There are several ways to solve this problem:

  • Reduce the number of processes per node.

  • Allocate more memory, using the -pmem argument on guillimin or the "mem=x" as part of the -l command on other clusters.

  • If a combination of the above two are not working, certain systems have nodes with more memory. Request the use of those. The procedure of how to do so will be outline on the calcul quebec wiki page here

###Exceeded Execution Time Increase the amount of time in the -l walltime argument

##MPI Errors ###Could not find mpi.h This problem results from mpi4py being unable to find the mpi library it requires. Often, this is the fault of having an incompatible version of openmpi. Try installing a different version from the modules. In my experience, downgrading is often more successful than upgrading. In addition, make sure that version of openmpi you select is compatible with your choice of compiler, otherwise you will need to unload your current compiler and load a new one that is compatible with mpi.

##Module Errors

Any problems running your job that are not output by the python interpreter will usually result from an improperly configured environment. Usually this means incompatible modules. In order to run emcee, there are several essential requirements.

  • A version of python compatible with your emcee program.

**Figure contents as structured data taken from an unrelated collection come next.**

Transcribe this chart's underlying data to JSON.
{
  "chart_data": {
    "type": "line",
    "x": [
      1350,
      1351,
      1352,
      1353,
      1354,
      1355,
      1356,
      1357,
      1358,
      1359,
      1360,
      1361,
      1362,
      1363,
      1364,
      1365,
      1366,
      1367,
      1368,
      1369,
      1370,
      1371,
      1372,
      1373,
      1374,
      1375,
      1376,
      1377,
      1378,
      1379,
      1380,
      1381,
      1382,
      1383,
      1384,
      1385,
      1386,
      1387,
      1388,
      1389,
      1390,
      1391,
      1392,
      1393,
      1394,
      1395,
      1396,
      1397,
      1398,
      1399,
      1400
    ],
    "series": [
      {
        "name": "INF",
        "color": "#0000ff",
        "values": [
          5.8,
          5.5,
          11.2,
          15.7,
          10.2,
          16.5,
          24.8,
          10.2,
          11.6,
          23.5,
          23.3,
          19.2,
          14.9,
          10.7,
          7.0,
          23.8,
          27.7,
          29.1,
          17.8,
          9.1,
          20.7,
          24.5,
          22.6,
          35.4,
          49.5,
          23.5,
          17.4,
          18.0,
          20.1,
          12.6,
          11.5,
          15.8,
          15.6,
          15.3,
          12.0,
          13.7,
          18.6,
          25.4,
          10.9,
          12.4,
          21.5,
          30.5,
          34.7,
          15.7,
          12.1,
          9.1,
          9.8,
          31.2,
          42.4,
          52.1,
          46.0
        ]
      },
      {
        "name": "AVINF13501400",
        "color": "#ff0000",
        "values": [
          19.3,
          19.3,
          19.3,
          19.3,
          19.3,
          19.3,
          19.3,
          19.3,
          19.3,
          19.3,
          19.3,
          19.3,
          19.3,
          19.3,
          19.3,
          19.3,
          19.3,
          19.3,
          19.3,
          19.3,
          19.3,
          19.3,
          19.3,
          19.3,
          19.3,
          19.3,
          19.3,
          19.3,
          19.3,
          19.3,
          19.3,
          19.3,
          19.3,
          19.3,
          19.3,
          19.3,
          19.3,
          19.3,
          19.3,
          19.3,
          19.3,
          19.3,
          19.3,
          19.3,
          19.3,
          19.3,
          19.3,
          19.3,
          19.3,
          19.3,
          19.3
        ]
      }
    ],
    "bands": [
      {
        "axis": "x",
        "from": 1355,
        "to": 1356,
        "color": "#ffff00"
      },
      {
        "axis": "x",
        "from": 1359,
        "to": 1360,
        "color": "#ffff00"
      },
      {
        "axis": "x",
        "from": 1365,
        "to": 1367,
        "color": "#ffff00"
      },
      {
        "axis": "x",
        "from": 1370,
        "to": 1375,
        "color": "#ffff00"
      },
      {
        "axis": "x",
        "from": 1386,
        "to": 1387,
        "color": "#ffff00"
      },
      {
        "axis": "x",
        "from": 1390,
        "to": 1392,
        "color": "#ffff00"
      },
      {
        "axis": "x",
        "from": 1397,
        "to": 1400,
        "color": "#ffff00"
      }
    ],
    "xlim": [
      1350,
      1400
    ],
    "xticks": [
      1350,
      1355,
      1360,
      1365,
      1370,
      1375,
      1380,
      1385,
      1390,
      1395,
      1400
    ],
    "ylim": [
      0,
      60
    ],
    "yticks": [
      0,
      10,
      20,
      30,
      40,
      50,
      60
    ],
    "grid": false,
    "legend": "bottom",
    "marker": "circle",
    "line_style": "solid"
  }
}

In addition to your python module, you will need to be able to install the numpy, scipy, mpi4py, and emcee packages in a virtual environment as described above. Numpy and scipy can often be installed as modules, but if not they will need to be installed with pip after ensuring the proper MKL (Math Kernel Library) is installed. This should also be available as a module.

  • A compiler.

  • An implementation of openmpi.

Finding the right compiler and implementation will require trial and error, as well as the investigation of version releases on the OpenMPI website and the date of your particular compiler's release.